Darksiders is one of those franchises from the last generation of consoles that is either extremely underrated or overrated depending on who you talk to. Taking inspiration from Nintendo’s The Legend of Zelda franchise, this series gave fans a more adult version of a formula that is hard to copy. For its time, it was pretty popular, and that would explain why we keep getting remakes. To be fair, Darksiders II is the game that tends to find itself on every console possible, most recently making its way to next gen platforms with the Deathinitive Edition even before its predecessor, but now Darksiders: Warmastered Edition is here and, well, it’s kind of the same.
There’s a weird feeling when going back to the last generation of videogames I’m still not quite used to, and a lot of that is because the industry has moved past certain tropes that seem out of place in 2016. So with that in mind, remember that what is cheesy now was really cool at the beginning of the decade, like Empire State of Mind by Jay-Z and Alicia Keys.
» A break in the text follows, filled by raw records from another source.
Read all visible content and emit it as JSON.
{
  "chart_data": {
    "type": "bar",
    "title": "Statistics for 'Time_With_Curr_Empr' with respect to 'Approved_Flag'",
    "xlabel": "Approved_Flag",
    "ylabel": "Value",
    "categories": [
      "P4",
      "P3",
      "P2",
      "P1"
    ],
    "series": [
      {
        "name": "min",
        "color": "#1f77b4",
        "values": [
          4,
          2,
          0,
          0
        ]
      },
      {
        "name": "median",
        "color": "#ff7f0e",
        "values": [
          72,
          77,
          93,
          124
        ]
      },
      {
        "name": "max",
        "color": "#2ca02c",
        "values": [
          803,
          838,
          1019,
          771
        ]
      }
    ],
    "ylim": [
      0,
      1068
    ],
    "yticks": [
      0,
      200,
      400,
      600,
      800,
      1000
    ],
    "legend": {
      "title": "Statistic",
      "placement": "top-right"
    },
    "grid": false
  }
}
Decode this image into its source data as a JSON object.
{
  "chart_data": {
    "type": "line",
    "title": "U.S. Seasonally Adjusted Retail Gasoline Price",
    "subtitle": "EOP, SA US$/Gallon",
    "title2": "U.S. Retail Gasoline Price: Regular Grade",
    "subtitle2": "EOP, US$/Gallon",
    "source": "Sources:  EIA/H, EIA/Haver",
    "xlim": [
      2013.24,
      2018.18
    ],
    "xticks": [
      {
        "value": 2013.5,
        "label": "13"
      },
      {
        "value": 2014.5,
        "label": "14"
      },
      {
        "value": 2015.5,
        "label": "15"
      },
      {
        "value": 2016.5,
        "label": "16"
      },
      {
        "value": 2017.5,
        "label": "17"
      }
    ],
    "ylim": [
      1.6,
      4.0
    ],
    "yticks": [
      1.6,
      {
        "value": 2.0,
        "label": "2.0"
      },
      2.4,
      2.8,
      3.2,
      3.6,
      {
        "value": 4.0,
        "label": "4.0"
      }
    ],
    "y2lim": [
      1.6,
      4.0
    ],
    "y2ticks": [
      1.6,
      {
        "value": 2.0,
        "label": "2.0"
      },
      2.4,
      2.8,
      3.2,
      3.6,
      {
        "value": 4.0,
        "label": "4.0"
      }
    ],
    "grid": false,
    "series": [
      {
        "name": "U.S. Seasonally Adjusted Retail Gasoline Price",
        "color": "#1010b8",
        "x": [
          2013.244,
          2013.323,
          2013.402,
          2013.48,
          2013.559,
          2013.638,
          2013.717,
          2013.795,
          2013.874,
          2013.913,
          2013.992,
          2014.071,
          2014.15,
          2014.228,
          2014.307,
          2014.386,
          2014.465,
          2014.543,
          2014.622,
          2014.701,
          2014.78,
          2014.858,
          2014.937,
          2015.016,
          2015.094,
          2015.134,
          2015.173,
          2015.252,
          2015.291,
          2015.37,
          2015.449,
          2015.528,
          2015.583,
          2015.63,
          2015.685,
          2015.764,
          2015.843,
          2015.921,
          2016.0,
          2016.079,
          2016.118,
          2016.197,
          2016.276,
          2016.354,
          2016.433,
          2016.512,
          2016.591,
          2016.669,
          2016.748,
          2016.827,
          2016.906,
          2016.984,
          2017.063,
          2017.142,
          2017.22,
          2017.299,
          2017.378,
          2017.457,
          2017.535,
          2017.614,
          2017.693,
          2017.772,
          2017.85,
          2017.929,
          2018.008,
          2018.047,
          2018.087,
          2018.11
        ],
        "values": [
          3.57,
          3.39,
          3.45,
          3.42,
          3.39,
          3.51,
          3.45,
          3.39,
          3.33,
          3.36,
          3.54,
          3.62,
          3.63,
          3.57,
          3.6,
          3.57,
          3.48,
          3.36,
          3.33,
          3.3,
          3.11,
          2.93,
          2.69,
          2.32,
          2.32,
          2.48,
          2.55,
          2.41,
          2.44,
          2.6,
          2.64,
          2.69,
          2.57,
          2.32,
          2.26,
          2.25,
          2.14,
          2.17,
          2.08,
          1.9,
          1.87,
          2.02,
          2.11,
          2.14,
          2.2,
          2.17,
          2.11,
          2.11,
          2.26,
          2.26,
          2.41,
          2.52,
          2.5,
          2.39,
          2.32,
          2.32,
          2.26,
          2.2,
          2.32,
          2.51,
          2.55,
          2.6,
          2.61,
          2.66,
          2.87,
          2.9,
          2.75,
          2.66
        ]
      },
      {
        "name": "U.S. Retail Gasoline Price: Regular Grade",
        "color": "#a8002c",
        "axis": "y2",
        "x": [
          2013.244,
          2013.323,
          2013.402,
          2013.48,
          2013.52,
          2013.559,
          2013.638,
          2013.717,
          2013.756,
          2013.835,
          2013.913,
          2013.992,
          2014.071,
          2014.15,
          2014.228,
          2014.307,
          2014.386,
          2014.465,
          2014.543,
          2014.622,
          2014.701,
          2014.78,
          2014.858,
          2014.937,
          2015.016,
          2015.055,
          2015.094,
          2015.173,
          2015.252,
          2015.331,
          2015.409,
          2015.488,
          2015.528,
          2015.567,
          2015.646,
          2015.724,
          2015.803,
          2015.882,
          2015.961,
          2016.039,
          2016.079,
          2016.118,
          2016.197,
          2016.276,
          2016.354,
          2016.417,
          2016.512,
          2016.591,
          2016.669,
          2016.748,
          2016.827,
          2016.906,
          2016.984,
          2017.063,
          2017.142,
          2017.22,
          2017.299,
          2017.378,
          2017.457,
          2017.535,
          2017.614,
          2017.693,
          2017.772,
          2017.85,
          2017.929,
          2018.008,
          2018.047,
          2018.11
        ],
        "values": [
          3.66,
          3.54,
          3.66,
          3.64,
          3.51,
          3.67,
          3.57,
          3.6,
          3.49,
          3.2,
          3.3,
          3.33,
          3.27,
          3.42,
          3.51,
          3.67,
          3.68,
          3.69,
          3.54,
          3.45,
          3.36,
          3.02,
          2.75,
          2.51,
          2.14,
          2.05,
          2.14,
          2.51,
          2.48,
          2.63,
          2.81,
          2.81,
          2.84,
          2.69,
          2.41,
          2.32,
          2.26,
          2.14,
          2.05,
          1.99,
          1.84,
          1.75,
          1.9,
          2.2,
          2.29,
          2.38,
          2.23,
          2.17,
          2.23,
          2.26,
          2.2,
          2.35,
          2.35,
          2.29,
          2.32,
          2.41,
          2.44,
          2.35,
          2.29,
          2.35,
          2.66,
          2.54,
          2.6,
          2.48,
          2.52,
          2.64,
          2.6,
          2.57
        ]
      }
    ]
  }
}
Playing as War, one of the Horsemen of the Apocalypse—a brooding, monotone, muscle bound, Marcus Fenix male archetype that was pretty common back in 2010—players smash and slash their way across a post apocalyptic city. He was tricked to come to Earth, the realm of Man, believing he was summoned. Upon arriving, he realizes he is the only Horseman of the Apocalypse to show up and is accused of disrupting the balance of the realms (the other two being Angels and Demons). War pleas to the council to allow him to get to the bottom of this and is granted the right to investigate. And by investigate I mean he beats the snot out of everything around him. Yes, there is a heavy emphasis on dungeon crawling and upgrading gear like The Legend of Zelda, but,in many ways Darksiders: Warmastered Edition has a lot in common with titles like Castlevania: Lords of Shadow aesthetically.
But this isn’t 2010 anymore, and while THQ Nordic can’t go back and change the story of the game now, they did what they could to update other aspects of Darksiders. To put it bluntly, this six-year-old title will need more than a facelift to at least keep up in today’s high quality marketplace. Visually, some of the landscapes are cleaned up and cutscenes look clearer, but there are still signs of age on this title. I got a pretty good chuckle seeing these high res humans running away from explosions while moving limbs like they’re puppets. Gameplay is cleaned up a bit too. War controls just as I remember, and combat feels fluid enough most of the time, because for the most part, the initial Darksiders was a pretty clean-cut game in that department. There are aspects of the game that show their age, like throwing projectiles or dealing with the camera which could have used a complete overhaul, but this is a smaller re-release than something like the Uncharted: Nathan Drake Collection.
In many ways I wonder if Darksiders: Warmastered Edition, along with Darksiders II: Deathinitive Edition are tests to gauge the interest in the Darksiders franchise long after the series faded from popular consciousness. If that’s the case, I’d rather THQ Nordic put more of an effort into their offerings. For the long time Darksiders fan that spent weekends in high school playing this title after renting it from Blockbuster (like me), it’s a nice trip down memory lane. But a lot has changed in the half-decade since its initial release, and some of those remnants are hard to stomach at times and could really use a new coat of paint. Yet, for what it is, there’s a fun experience underneath it all, and it makes me kind of miss the series.